Why Your Event Growth Has Stalled (and the McKinsey Strategy to Fix It)

Why “Good” Events Fail to Grow

Most event organizers are trapped in a cycle of “incremental improvement.” They spend too much energy on Growth Enablers like logistics, catering, and venue upgrades, expecting these to drive attendance. But as recent McKinsey research reveals, true scale isn’t about better logistics; it’s about a disciplined Growth Engine.

If your numbers have plateaued, you likely don’t have a planning problem. You have an Execution Gap.

The danger lies in the “Squeaky Wheel” bias. When you over emphasize the noisiest complaints from a handful of written comments, you ignore the silent data that actually predicts retention. To break the plateau, event producers must shift their focus from “fixing noise” to amplifying your Discovery Rituals, the unique, high-value experiences that turn first-time attendees into lifetime advocates.

Prefer to listen? Catch the 2-minute “Overview” audio analysis of this strategy below.

Here is how to apply the Hierarchy of Truth to find your event’s real growth engine.

1. Prioritize “Event Growth Engines” Over “Enablers”

In a McKinsey-style framework, your Growth Engines are the core drivers of success, the unique “Discovery Rituals” that make your event a “must-attend” occasion.

  • Enablers: Fast Wi-Fi, good coffee, and central locations.

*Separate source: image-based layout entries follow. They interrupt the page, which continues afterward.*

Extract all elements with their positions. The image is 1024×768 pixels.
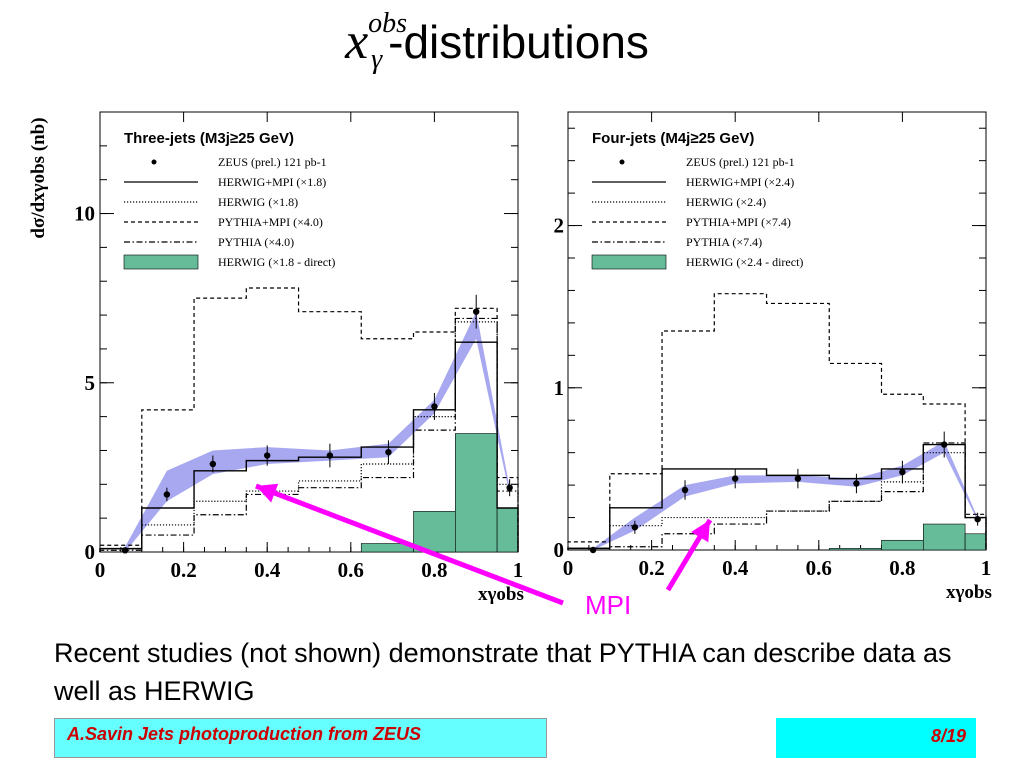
- chart1-direct-bar: [413, 511, 456, 553]
- chart1-legend-label: HERWIG+MPI (×1.8): [218, 175, 326, 189]
- chart1-legend-label: HERWIG (×1.8 - direct): [218, 255, 335, 269]
- chart2-direct-bar: [922, 523, 966, 551]
- title-subscript: γ: [371, 44, 383, 75]
- chart1-x-tick-label: 0.2: [170, 558, 196, 582]
- slide-note: Recent studies (not shown) demonstrate t…: [54, 638, 952, 706]
- chart2-x-tick-label: 0: [563, 556, 574, 580]
- chart2-direct-bar: [828, 548, 882, 551]
- chart1-x-tick-label: 0: [95, 558, 106, 582]
- chart1-direct-bar: [496, 507, 519, 553]
- chart2-data-point: [794, 475, 802, 482]
- chart1-legend-box: [123, 254, 199, 270]
- chart2-data-point: [941, 441, 948, 448]
- chart2-direct-bar: [964, 533, 987, 551]
- chart1-data-point: [121, 547, 129, 554]
- chart2-legend-marker: [619, 159, 625, 165]
- chart2-data-point: [899, 468, 906, 476]
- chart2-legend-box: [591, 254, 667, 270]
- footer-right-box: 8/19: [776, 718, 976, 758]
- chart1-y-tick-label: 5: [85, 371, 96, 395]
- chart2-x-tick-label: 0.4: [722, 556, 749, 580]
- chart1-y-axis-label: dσ/dxγobs (nb): [28, 117, 49, 238]
- chart1-data-point: [473, 308, 480, 315]
- chart2-legend-label: HERWIG (×2.4): [686, 195, 766, 209]
- chart1-y-tick-label: 10: [74, 202, 95, 226]
- chart1-legend-label: PYTHIA (×4.0): [218, 235, 294, 249]
- chart1-data-point: [385, 448, 392, 456]
- chart2-x-tick-label: 0.6: [806, 556, 832, 580]
- chart2-data-point: [974, 515, 981, 523]
- chart2-legend-label: HERWIG+MPI (×2.4): [686, 175, 794, 189]
- mpi-arrow-right-head: [691, 520, 710, 543]
- chart1-data-point: [326, 452, 334, 459]
- chart1-x-tick-label: 1: [513, 558, 524, 582]
- chart2-x-tick-label: 1: [981, 556, 992, 580]
- chart1-data-point: [209, 460, 217, 468]
- chart2-data-point: [853, 480, 860, 487]
- chart2-hist-dashed: [567, 293, 987, 550]
- chart1-x-axis-label: xγobs: [478, 584, 524, 605]
- title-x-symbol: x: [345, 13, 369, 70]
- slide-title: xobs γ -distributions: [0, 8, 1024, 75]
- chart1-hist-dashdot: [99, 317, 519, 552]
- chart1-panel-title: Three-jets (M3j≥25 GeV): [124, 130, 294, 147]
- chart1-legend-label: HERWIG (×1.8): [218, 195, 298, 209]
- chart1-x-tick-label: 0.4: [254, 558, 281, 582]
- chart2-legend-label: PYTHIA+MPI (×7.4): [686, 215, 791, 229]
- footer-left-box: A.Savin Jets photoproduction from ZEUS: [54, 718, 547, 758]
- chart1-uncertainty-band: [125, 311, 510, 552]
- chart2-legend-label: ZEUS (prel.) 121 pb-1: [686, 155, 795, 169]
- chart1-x-tick-label: 0.6: [338, 558, 364, 582]
- footer-left-text: A.Savin Jets photoproduction from ZEUS: [67, 724, 422, 744]
- title-word: -distributions: [388, 16, 649, 68]
- chart2-y-tick-label: 1: [554, 376, 565, 400]
- chart2-panel-title: Four-jets (M4j≥25 GeV): [592, 130, 754, 147]
- chart2-x-tick-label: 0.2: [638, 556, 664, 580]
- chart1-legend-marker: [151, 159, 157, 165]
- chart1-y-tick-label: 0: [85, 540, 96, 564]
- chart1-data-point: [163, 491, 171, 498]
- chart2-y-tick-label: 0: [554, 538, 565, 562]
- chart2-data-point: [589, 546, 597, 554]
- chart1-legend-label: ZEUS (prel.) 121 pb-1: [218, 155, 327, 169]
- chart2-x-tick-label: 0.8: [889, 556, 915, 580]
- chart2-x-axis-label: xγobs: [946, 582, 992, 603]
- chart2-data-point: [732, 475, 739, 482]
- chart1-hist-dashed: [99, 287, 519, 552]
- chart2-data-point: [631, 524, 639, 531]
- title-superscript: obs: [368, 8, 408, 39]
- chart2-legend-label: PYTHIA (×7.4): [686, 235, 762, 249]
- chart2-y-tick-label: 2: [554, 214, 565, 238]
- chart1-legend-label: PYTHIA+MPI (×4.0): [218, 215, 323, 229]
- chart1-data-point: [264, 452, 271, 459]
- mpi-arrow-left: [255, 483, 564, 606]
- chart2-hist-dashdot: [567, 442, 987, 550]
- chart1-data-point: [431, 403, 438, 410]
- chart2-data-point: [681, 486, 689, 494]
- mpi-label: MPI: [585, 590, 632, 620]
- chart1-direct-bar: [454, 433, 498, 553]
- mpi-arrow-left-head: [256, 483, 279, 503]
- chart1-data-point: [506, 484, 513, 491]
- chart2-legend-label: HERWIG (×2.4 - direct): [686, 255, 803, 269]
- chart1-hist-dotted: [99, 321, 519, 552]
- chart1-x-tick-label: 0.8: [421, 558, 447, 582]
- chart2-uncertainty-band: [593, 441, 978, 550]
- chart2-direct-bar: [881, 539, 924, 551]
- page-number: 8/19: [930, 726, 966, 746]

These keep people from leaving and contribute to event success, but they don’t make attendees come back.
  • Engines: Curated access, exclusive “event-only” content, and peer-to-peer networking rituals. These are the “career builders” of your portfolio that justify premium pricing.

2. Close the Execution Gap with Data Rigor

Event growth requires the same rigor usually reserved for cost-cutting. While most organizers track costs to the penny, they measure growth with “vibes” and anecdotal feedback.

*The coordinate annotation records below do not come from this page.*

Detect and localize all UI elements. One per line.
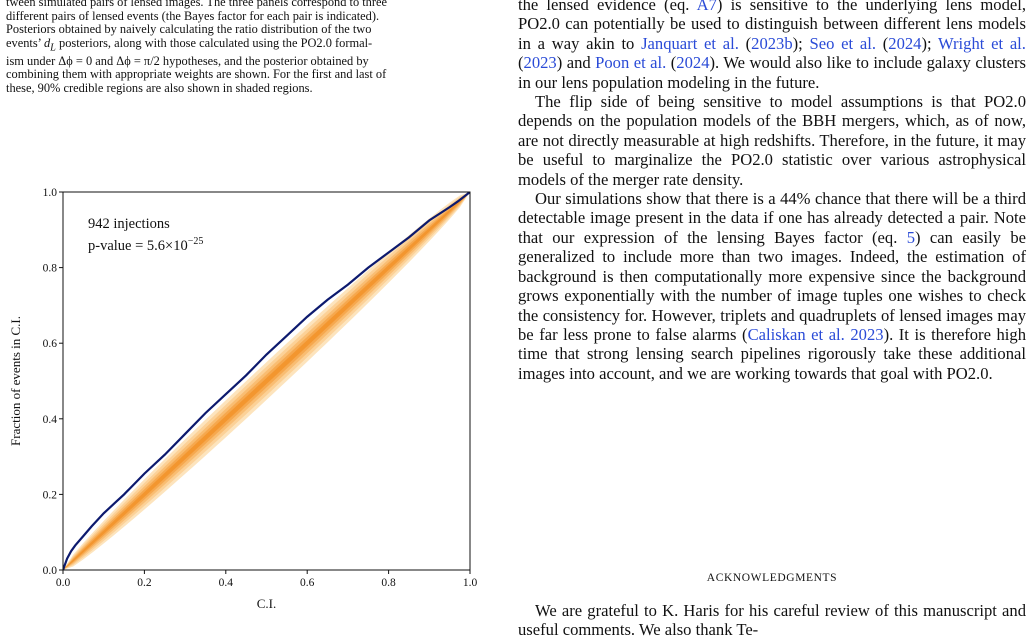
y-tick-label: 1.0 (43, 187, 58, 199)
citation-year-link[interactable]: 2023b (751, 33, 793, 53)
citation-year-link[interactable]: 2024 (888, 33, 922, 53)
caption-line: ism under Δϕ = 0 and Δϕ = π/2 hypotheses… (6, 53, 369, 68)
equation-ref-link[interactable]: A7 (696, 0, 717, 14)
y-tick-label: 0.0 (43, 565, 58, 577)
x-tick-label: 0.4 (219, 577, 234, 589)
caption-line: Posteriors obtained by naively calculati… (6, 22, 372, 37)
caption-line: events’ dL posteriors, along with those … (6, 35, 373, 54)
x-tick-label: 1.0 (463, 577, 478, 589)
paragraph: Our simulations show that there is a 44%… (518, 189, 1026, 383)
citation-year-link[interactable]: 2024 (676, 53, 710, 73)
y-tick-label: 0.8 (43, 263, 58, 275)
x-axis-ticks: 0.0 0.2 0.4 0.6 0.8 1.0 (56, 570, 478, 589)
caption-line: tween simulated pairs of lensed images. … (6, 0, 387, 9)
caption-line: combining them with appropriate weights … (6, 67, 387, 82)
citation-link[interactable]: Caliskan et al. 2023 (747, 324, 884, 344)
pp-plot-figure: 0.0 0.2 0.4 0.6 0.8 1.0 0.0 0.2 0.4 0.6 0.8 1.0 C.… (0, 180, 510, 620)
right-column: the lensed evidence (eq. A7) is sensitiv… (518, 0, 1026, 383)
citation-link[interactable]: Poon et al. (595, 53, 667, 73)
paragraph: the lensed evidence (eq. A7) is sensitiv… (518, 0, 1026, 92)
credible-bands (63, 192, 470, 570)
citation-link[interactable]: Janquart et al. (641, 33, 739, 53)
x-tick-label: 0.6 (300, 577, 315, 589)
equation-ref-link[interactable]: 5 (906, 227, 916, 247)
paragraph: The flip side of being sensitive to mode… (518, 92, 1026, 189)
pp-curve (63, 192, 470, 570)
x-axis-label: C.I. (257, 596, 277, 611)
x-tick-label: 0.2 (137, 577, 152, 589)
credible-band (63, 192, 470, 570)
y-axis-ticks: 0.0 0.2 0.4 0.6 0.8 1.0 (43, 187, 63, 577)
caption-line: different pairs of lensed events (the Ba… (6, 8, 380, 23)
y-tick-label: 0.6 (43, 338, 58, 350)
acknowledgments-text: We are grateful to K. Haris for his care… (518, 601, 1026, 640)
figure-caption: tween simulated pairs of lensed images. … (6, 0, 502, 96)
x-tick-label: 0.0 (56, 577, 71, 589)
citation-link[interactable]: Wright et al. (938, 33, 1026, 53)
citation-link[interactable]: Seo et al. (809, 33, 876, 53)
y-tick-label: 0.2 (43, 489, 58, 501)
y-axis-label: Fraction of events in C.I. (8, 316, 23, 446)
series-lines (63, 192, 470, 570)
x-tick-label: 0.8 (381, 577, 396, 589)
citation-year-link[interactable]: 2023 (523, 53, 557, 73)
caption-line: these, 90% credible regions are also sho… (6, 81, 313, 96)
annotation-injections: 942 injections (88, 216, 170, 232)
annotation-pvalue: p-value = 5.6×10−25 (88, 236, 203, 254)
y-tick-label: 0.4 (43, 414, 58, 426)
plot-frame (62, 191, 471, 571)
pp-plot-chart: 0.0 0.2 0.4 0.6 0.8 1.0 0.0 0.2 0.4 0.6 0.8 1.0 C.… (8, 187, 478, 611)
acknowledgments-heading: ACKNOWLEDGMENTS (706, 572, 838, 584)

To achieve sustained performance, you must identify your Primary Growth Metric, like a specialized Word-of-Mouth (WoM) Score. That’s the compass that keeps you moving in the right direction. If 80% of your guests are satisfied, that is a hard fact. Don’t let 10% of qualitative complaints about “value” distract you from the proof of your success.

3. Move from “Deals” to “Discovery Rituals”

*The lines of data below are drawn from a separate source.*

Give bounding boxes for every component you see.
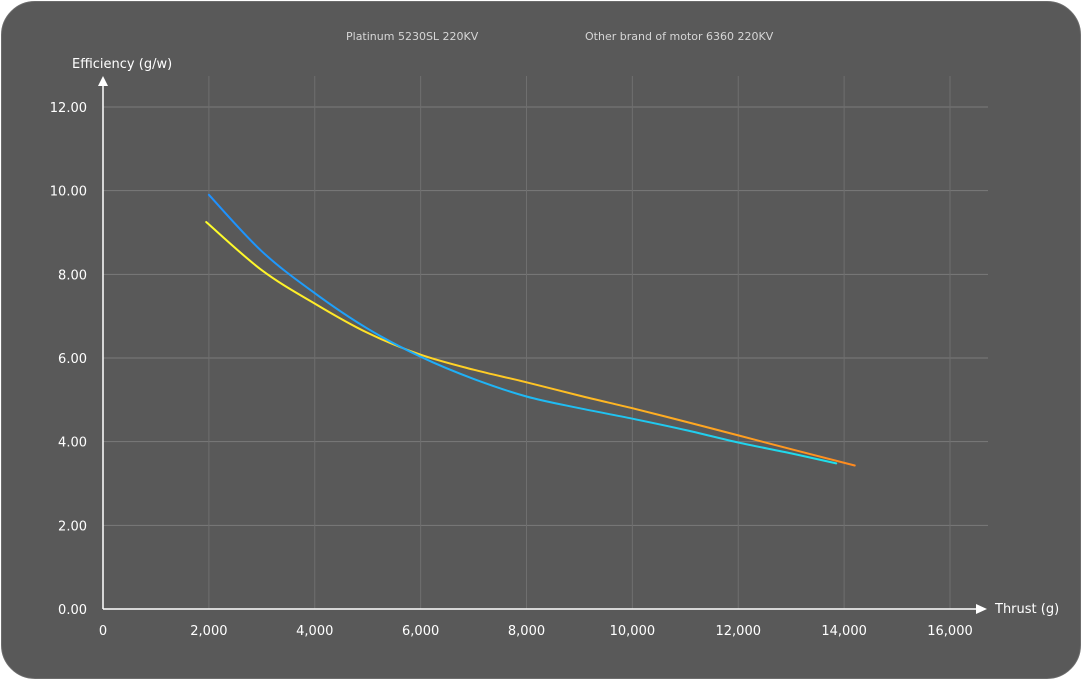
x-tick-label: 8,000 [508, 624, 545, 639]
grid-lines [103, 76, 988, 609]
y-axis-title: Efficiency (g/w) [72, 57, 172, 72]
y-tick-label: 8.00 [58, 268, 87, 283]
x-tick-label: 12,000 [716, 624, 762, 639]
y-axis-arrow [98, 76, 108, 86]
axes [98, 76, 987, 614]
y-tick-label: 0.00 [58, 603, 87, 618]
series-lines [205, 193, 856, 467]
legend-label-other-brand: Other brand of motor 6360 220KV [585, 30, 774, 43]
y-tick-label: 4.00 [58, 436, 87, 451]
x-axis-ticks: 0 2,000 4,000 6,000 8,000 10,000 12,000 14,000 1… [99, 624, 973, 639]
y-tick-label: 10.00 [50, 185, 87, 200]
legend: Platinum 5230SL 220KV Other brand of mot… [291, 30, 774, 43]
y-axis-ticks: 0.00 2.00 4.00 6.00 8.00 10.00 12.00 [50, 101, 87, 618]
x-axis-arrow [976, 604, 987, 614]
x-tick-label: 10,000 [610, 624, 656, 639]
x-tick-label: 4,000 [296, 624, 333, 639]
x-axis-title: Thrust (g) [994, 602, 1059, 617]
x-tick-label: 14,000 [821, 624, 867, 639]
x-tick-label: 0 [99, 624, 107, 639]
x-tick-label: 2,000 [190, 624, 227, 639]
series-line-platinum [205, 221, 856, 467]
y-tick-label: 12.00 [50, 101, 87, 116]
series-line-other-brand [207, 193, 838, 465]
x-tick-label: 6,000 [402, 624, 439, 639]
y-tick-label: 2.00 [58, 519, 87, 534]
legend-label-platinum: Platinum 5230SL 220KV [346, 30, 479, 43]
y-tick-label: 6.00 [58, 352, 87, 367]
x-tick-label: 16,000 [927, 624, 973, 639]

The most successful economic performers don’t grow by cutting prices; they grow by leaning into their competitive advantage at a basic level.

  • If your data shows that “keeping up to date with new trends” is your highest-rated driver, stop marketing “Early Bird Discounts” as if that’s the primary motivator.
  • Instead, productize that discovery. Make it a ritual. Market the exclusivity, not the savings.

Sounds easy, right? Yet McKinsey finds that only 15% of executives actually use their customer data to make growth decisions.

The Bottom Line

Sustaining growth isn’t just doing more with less; it’s about doing the right things with more discipline. Connect your surveys and observed insights to action. Focus on “Growth Engines.” Event feedback provides the framework that gives insights. Quantitative is scale and qualitative is individuals and their emotion and reasoning.